– А мне здесь нравится, – задумчиво проговорил Нев. – В этом доме.
Фитиль стащил с бритой головы фетровую шляпу и заглянул в нее. Может быть, надеялся найти внутри свежую мысль. Видимо, ничего не найдя, погладил себя по затылку и снова осторожно надел головной убор.
– А мне нет, – сказала Терри. – Здесь крысы.
– Крысы везде, – ответил Фитиль. – Ничего страшного в них нет. Их приручить можно. Была у меня одна белая крыска; я везде таскал ее с собой за пазухой. И представьте, ни разу она меня не укусила! Я продал ее за пятерку одному типу, с которым познакомился в пивной. Правда, он был пьян в стельку. Наверное, принес крыску домой, а она его покусала. Других она кусала, а меня – ни разу. Меня животные любят.
И это истинная правда! Терри буркнула: мол, все потому, что от Фитиля воняет козлом, поэтому звери и считают его своим. Она еще больше надулась и поскучнела. Сидела, куталась в свое старое вязаное пальто, которое носила не снимая, и смотрела на меня исподлобья.
Ее пальто свалялось от грязи, но я как-то видела на нем бирку. Судя по названию фирмы, оно когда-то было очень дорогим. Я решила подшутить над Терри, но она обиделась и заявила, что получила пальто в Оксфаме[3]. Я ей не поверила – и сейчас вспомнила, о чем подумала тогда. Уверена, что пальто Терри украла. Она любила таскать то, что плохо лежит, хотя ей хватало ума не трогать мои вещи или вещи Нева. А может быть, наше имущество просто не вызывало ее интереса. Ну а Фитиль… Только полный псих украл бы что-нибудь у Фитиля. Пес сразу схватил бы вора. И даже если бы пес не стоял на страже, пожитки Фитиля как-то не вызывали желания в них покопаться.
Как я уже говорила, мы никогда не расспрашивали новых соседей о прошлом. Если уж человек дошел до того, что хочет поселиться в доме, предназначенном к сносу, пораженном гнилью и грибком, согласен жить без света и элементарных удобств, значит, ему нужна крыша над головой, а не лишние вопросы. И все-таки рано или поздно большинство рассказывали о себе хоть что-то. Но только не Терри. Она держала язык за зубами. Я понимала: кем бы она ни была раньше, деньги у нее водились. Это было видно невооруженным глазом. И у меня возникло еще больше вопросов насчет пальто.

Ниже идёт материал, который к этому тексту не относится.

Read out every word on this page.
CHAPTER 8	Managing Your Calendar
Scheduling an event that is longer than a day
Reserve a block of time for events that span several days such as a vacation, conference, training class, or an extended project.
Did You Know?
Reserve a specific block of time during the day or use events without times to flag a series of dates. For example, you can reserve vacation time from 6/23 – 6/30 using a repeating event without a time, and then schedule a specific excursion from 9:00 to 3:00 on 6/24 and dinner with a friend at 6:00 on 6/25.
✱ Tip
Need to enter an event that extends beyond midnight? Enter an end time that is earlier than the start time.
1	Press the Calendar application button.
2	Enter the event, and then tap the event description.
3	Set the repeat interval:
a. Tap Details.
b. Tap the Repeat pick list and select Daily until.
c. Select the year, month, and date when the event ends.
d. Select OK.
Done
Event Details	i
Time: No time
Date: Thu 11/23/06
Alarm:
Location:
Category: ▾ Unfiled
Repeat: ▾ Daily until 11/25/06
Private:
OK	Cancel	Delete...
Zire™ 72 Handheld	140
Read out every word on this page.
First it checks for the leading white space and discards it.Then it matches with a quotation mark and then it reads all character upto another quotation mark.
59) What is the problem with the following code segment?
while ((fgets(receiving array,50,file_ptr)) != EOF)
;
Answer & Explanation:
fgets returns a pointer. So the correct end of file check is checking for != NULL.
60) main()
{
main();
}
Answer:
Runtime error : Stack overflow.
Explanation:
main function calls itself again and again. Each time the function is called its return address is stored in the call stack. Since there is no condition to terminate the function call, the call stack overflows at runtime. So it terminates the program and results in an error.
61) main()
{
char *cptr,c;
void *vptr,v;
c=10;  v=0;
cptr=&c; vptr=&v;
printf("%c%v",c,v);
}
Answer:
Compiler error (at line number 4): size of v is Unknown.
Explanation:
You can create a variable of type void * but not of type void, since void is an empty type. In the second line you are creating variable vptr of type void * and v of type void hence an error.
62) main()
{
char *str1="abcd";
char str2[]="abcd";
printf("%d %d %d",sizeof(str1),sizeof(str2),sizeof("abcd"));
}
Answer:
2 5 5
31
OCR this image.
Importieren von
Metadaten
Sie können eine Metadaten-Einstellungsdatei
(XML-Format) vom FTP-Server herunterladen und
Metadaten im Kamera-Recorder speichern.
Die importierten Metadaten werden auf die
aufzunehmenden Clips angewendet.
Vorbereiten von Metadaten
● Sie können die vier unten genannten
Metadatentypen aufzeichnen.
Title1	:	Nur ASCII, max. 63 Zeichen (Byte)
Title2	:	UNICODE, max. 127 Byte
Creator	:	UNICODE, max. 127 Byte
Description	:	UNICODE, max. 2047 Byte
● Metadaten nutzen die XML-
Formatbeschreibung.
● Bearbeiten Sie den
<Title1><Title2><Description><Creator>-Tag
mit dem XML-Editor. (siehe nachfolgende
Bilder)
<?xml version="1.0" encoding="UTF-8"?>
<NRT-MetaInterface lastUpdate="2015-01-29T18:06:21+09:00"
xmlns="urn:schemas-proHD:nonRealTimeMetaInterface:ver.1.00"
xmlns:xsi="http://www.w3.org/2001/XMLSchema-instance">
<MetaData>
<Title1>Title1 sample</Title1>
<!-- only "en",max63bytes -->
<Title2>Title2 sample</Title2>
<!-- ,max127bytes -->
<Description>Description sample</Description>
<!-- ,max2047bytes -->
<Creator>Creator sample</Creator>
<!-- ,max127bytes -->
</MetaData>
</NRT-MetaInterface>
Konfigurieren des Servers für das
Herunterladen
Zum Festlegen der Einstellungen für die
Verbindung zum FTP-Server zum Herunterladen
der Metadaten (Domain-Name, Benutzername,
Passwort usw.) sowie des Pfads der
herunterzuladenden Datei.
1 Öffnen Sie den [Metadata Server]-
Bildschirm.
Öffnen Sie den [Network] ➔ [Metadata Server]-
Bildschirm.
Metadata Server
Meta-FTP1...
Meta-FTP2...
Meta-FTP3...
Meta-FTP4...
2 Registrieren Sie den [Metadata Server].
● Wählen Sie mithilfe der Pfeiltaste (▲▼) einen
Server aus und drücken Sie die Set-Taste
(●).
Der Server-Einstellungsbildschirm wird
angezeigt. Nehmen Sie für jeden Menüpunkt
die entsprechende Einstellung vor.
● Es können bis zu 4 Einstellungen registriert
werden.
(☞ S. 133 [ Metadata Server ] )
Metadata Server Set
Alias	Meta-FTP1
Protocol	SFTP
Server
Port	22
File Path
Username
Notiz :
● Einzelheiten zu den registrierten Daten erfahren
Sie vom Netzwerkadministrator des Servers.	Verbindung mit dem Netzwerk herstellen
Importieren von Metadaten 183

Мы все утро обсуждали наше положение, но так ничего и не придумали. А потом даже поссорились – не из-за того, где нам жить дальше, а из-за собаки Фитиля.
Терри заявила, что у пса блохи: мол, вечно он чешется. О себе Фитиль позволял говорить все что угодно, но сразу вскипал, если кто-то обижал его пса. Его любимец выглядел забавно: одно ухо вывернуто наизнанку, другое стоит торчком. Передние лапы кривые. Фитиль подобрал щенка на помойке. Решил, что кто-то выкинул его, потому что малыш оказался самым слабым в помете. Как бы там ни было, своего любимца он выходил, и тот вырос нормальным, если не считать кривых передних лап. Пес был славный и ко всем, в общем, относился дружелюбно – правда, не когда охранял пожитки Фитиля. Мы все его любили, кроме Терри. Правда, она никого и ничего не любила.
Поэтому, когда Терри оскорбила его пса, Фитиль взвился и тоже высказал ей все, что он о ней думает. Слушать, как они орут друг на друга, было невыносимо. Дома я всегда старалась сдерживаться, потому что, как только один начинает орать, все тоже срываются на крик. Но мы уже и так ссорились, и несправедливые упреки Терри стали для меня последней каплей. Мне и раньше противно было слушать, как она поносит наш дом. Мы пустили ее к себе, дали ей крышу над головой, но она не преминула сообщить, что дом не соответствует привычным для нее нормам!